Heute Abend befassen wir uns mit der Zukunft des bargeldlosen Zahlungsverkehrs. Der Zahlungsverkehr befindet sich zurzeit in einem weitreichenden Wandel, sowohl in der Schweiz als auch weltweit. Die massgeblichen Taktgeber dieses Wandels sind die fortschreitende Digitalisierung und der zunehmende Einsatz neuer Technologien wie der Distributed-Ledger-Technologie (DLT). Diese ermöglichen neue Geldformen und können die Art und Weise, wie wir Zahlungen tätigen, grundlegend verändern.

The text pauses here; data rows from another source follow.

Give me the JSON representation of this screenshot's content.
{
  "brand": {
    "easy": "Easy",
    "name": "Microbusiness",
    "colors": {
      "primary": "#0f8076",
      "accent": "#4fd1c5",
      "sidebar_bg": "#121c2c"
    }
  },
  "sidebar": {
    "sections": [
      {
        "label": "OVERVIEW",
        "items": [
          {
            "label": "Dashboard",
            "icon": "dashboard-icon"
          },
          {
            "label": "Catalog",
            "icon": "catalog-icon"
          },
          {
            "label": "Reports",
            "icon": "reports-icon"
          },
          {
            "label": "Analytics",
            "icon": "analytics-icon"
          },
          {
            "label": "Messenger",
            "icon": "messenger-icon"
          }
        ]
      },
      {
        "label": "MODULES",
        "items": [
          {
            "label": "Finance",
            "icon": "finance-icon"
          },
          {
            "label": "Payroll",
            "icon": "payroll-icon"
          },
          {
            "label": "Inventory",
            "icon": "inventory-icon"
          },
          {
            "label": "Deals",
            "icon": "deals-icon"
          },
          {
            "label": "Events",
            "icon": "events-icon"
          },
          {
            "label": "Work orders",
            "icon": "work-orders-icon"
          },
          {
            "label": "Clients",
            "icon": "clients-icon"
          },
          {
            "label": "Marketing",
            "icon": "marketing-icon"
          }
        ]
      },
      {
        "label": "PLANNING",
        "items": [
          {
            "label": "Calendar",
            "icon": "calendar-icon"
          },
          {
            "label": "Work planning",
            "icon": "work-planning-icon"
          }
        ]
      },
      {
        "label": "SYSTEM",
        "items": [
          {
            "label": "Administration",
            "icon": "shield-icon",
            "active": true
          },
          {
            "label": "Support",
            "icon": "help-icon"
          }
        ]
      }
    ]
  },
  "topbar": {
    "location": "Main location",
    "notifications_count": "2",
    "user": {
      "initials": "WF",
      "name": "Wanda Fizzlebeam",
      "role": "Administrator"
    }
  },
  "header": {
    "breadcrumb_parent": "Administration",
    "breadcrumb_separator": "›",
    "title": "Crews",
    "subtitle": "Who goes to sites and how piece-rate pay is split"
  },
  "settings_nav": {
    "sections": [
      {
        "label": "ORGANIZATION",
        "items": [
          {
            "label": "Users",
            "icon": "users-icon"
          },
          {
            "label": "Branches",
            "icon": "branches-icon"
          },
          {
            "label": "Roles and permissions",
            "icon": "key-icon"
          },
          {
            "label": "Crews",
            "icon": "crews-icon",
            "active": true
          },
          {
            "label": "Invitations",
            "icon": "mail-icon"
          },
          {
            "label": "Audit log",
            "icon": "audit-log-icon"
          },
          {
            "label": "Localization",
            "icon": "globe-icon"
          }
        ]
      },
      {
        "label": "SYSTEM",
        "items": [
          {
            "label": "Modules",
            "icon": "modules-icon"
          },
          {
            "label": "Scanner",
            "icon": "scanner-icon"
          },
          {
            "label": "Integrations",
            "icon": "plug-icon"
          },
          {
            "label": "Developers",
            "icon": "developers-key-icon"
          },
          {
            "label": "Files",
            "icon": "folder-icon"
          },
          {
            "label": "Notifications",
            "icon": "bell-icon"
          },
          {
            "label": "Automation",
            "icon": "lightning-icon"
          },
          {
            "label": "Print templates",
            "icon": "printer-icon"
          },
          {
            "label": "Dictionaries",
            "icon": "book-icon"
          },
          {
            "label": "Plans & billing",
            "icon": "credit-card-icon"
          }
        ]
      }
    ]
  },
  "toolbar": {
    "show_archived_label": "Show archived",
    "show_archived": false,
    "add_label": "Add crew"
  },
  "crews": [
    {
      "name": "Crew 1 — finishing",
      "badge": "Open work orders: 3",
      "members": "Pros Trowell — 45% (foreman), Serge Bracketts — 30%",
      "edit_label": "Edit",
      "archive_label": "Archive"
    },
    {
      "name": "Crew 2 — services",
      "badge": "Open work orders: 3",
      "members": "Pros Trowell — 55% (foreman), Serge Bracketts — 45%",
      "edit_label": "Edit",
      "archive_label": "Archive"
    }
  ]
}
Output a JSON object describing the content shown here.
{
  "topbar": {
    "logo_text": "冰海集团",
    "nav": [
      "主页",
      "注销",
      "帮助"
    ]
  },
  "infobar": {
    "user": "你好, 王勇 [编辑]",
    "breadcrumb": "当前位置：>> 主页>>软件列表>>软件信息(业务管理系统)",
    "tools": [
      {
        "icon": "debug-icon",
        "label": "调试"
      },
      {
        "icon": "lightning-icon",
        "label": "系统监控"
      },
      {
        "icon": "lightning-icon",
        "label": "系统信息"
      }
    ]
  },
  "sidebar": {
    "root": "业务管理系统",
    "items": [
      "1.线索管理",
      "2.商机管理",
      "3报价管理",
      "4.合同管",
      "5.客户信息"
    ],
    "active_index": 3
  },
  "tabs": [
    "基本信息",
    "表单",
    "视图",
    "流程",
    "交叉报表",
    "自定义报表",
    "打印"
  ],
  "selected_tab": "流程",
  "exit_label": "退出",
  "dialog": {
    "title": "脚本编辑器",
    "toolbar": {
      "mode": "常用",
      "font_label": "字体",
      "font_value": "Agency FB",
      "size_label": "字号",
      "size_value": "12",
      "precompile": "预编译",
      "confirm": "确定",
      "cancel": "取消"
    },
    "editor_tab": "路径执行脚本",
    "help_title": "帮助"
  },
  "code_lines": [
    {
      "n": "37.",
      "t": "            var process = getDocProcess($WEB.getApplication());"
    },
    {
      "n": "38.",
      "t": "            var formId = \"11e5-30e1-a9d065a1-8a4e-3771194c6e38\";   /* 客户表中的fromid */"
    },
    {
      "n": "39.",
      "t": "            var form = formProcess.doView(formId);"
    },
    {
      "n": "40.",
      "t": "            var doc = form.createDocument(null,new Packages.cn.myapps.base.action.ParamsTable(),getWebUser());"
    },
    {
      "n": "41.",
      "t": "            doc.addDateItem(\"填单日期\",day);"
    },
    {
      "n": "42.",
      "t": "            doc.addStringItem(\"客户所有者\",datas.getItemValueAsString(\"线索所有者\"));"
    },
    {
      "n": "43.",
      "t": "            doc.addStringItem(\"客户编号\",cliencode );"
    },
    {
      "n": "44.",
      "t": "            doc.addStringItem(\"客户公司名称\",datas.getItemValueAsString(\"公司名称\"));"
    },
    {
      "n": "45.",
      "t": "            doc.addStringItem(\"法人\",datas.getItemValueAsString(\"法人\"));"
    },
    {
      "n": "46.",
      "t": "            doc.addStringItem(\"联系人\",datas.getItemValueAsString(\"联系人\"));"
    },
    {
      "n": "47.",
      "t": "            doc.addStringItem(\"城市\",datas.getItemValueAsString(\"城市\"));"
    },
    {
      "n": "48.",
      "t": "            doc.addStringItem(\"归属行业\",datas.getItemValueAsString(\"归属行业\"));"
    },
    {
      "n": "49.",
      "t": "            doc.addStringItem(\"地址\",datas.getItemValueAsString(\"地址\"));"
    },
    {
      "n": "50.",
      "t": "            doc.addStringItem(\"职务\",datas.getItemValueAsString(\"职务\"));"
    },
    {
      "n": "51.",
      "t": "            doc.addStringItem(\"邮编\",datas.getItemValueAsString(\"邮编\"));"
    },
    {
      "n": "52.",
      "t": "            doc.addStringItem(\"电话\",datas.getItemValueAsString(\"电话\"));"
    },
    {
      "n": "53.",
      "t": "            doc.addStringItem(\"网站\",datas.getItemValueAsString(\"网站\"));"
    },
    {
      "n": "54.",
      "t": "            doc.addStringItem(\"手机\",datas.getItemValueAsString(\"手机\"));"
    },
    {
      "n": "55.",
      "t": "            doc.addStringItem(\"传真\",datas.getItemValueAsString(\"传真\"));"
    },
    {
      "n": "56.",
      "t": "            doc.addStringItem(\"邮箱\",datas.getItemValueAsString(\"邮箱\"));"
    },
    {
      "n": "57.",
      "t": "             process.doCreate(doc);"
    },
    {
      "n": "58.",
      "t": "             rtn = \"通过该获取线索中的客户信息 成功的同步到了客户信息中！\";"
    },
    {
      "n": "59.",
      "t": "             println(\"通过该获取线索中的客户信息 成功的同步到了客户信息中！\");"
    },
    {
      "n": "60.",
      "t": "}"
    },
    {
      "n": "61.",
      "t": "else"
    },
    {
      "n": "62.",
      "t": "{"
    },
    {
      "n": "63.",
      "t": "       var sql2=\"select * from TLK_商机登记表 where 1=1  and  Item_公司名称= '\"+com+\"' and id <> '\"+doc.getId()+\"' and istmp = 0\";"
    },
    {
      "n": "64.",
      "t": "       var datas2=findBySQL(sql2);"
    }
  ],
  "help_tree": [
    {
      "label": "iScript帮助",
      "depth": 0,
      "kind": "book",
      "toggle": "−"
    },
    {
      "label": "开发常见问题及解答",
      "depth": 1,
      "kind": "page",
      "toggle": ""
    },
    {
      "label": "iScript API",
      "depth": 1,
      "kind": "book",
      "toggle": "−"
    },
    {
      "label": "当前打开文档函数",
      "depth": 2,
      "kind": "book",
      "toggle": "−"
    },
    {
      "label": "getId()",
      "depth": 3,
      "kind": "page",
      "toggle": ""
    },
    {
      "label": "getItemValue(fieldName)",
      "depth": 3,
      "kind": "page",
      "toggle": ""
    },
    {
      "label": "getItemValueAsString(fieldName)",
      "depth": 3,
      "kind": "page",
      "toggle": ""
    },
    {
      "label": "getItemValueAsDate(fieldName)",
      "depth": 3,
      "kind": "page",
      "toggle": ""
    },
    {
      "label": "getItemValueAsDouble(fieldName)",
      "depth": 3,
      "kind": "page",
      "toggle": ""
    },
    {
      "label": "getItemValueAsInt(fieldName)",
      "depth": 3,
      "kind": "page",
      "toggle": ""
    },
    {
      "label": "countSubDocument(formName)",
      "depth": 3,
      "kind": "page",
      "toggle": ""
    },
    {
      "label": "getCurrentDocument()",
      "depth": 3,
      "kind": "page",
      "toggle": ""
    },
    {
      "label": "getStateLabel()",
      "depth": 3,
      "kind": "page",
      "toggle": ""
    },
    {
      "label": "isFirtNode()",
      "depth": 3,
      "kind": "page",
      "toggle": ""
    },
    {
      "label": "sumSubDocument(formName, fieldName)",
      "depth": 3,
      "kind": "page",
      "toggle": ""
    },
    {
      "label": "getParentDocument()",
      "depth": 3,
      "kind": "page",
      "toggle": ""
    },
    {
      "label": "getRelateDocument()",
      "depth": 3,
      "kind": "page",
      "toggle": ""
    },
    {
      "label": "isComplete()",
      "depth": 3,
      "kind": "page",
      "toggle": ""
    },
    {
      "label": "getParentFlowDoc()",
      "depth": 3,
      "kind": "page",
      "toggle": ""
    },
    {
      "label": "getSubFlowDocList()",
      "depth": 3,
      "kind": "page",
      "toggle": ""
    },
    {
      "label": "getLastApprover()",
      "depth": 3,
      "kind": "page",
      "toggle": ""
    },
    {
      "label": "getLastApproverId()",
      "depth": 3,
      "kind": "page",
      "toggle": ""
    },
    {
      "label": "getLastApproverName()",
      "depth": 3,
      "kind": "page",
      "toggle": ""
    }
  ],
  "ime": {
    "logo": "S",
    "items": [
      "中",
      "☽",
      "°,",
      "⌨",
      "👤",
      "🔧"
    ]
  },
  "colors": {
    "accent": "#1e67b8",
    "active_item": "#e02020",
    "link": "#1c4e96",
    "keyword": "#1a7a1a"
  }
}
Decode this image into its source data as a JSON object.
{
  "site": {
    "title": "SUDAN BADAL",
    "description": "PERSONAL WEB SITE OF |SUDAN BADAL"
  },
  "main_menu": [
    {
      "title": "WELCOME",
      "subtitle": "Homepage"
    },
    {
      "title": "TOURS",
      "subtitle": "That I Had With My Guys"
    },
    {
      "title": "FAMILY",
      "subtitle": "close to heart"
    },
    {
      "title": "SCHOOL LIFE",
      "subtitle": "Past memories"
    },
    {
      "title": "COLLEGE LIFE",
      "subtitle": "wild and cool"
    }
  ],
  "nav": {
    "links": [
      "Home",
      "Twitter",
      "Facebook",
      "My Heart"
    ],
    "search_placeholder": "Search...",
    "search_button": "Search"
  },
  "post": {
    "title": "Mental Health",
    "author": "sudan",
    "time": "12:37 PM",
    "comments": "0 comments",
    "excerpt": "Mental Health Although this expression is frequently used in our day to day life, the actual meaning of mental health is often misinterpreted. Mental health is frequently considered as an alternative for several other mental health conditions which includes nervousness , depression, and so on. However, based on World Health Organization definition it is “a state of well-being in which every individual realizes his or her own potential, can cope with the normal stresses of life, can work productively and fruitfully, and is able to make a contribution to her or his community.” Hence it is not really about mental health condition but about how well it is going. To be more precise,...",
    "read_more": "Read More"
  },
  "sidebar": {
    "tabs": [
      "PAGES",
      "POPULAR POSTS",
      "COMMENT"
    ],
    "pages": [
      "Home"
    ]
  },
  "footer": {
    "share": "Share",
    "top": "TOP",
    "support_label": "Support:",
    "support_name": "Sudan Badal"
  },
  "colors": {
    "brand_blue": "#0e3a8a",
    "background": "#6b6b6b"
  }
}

Die Leitfrage unserer Rede lautet: Wie kann das Potential der Digitalisierung und der neuen Technologien im Zahlungsverkehr genutzt werden und das Vertrauen in den Zahlungsverkehr und das Geld selbst bewahrt werden? In anderen Worten: Wie können wir Neues schaffen und gleichzeitig Bewährtes sichern?
Um dies zu erreichen, braucht es zunächst eine gute Arbeitsteilung zwischen dem öffentlichen und dem privaten Sektor. Der öffentliche Sektor schafft das Fundament für das Vertrauen der Bevölkerung in das Geld. Dazu gehören eine stabilitätsorientierte Geld- und Fiskalpolitik, ein klarer ordnungspolitischer Rahmen mit soliden Institutionen, Finanzstabilität sowie ein sicherer und effizienter Zahlungsverkehr.
Der private Finanzsektor spielt eine wichtige Rolle bei der Entwicklung von Innovationen und der Nutzung neuer Technologien für innovative Kundenlösungen. Er kennt die Bedürfnisse von Unternehmen und Endkunden am besten und ist in der Lage, effiziente Lösungen für diese zu entwickeln.
Der private Finanzsektor und die Nationalbank müssen gemeinsam die richtigen Schritte unternehmen, damit sich Innovationen auf sicherer Basis entfalten können. Dafür braucht es eine gemeinsame Vision für den Finanzplatz Schweiz - eine Swiss Payments Vision, die wir bereits vor zwei Jahren an einem unserer Geldmarkt-Apéros erwähnt haben. Diese Vision sieht den künftigen bargeldlosen Zahlungsverkehr in der Schweiz als ein effizientes, zuverlässiges und sicheres Ökosystem vor. Zusätzlich muss dieses Ökosystem auch schnell und in Bezug auf neue Bezahllösungen, neue Technologien und über nationale Grenzen hinweg interoperabel sein.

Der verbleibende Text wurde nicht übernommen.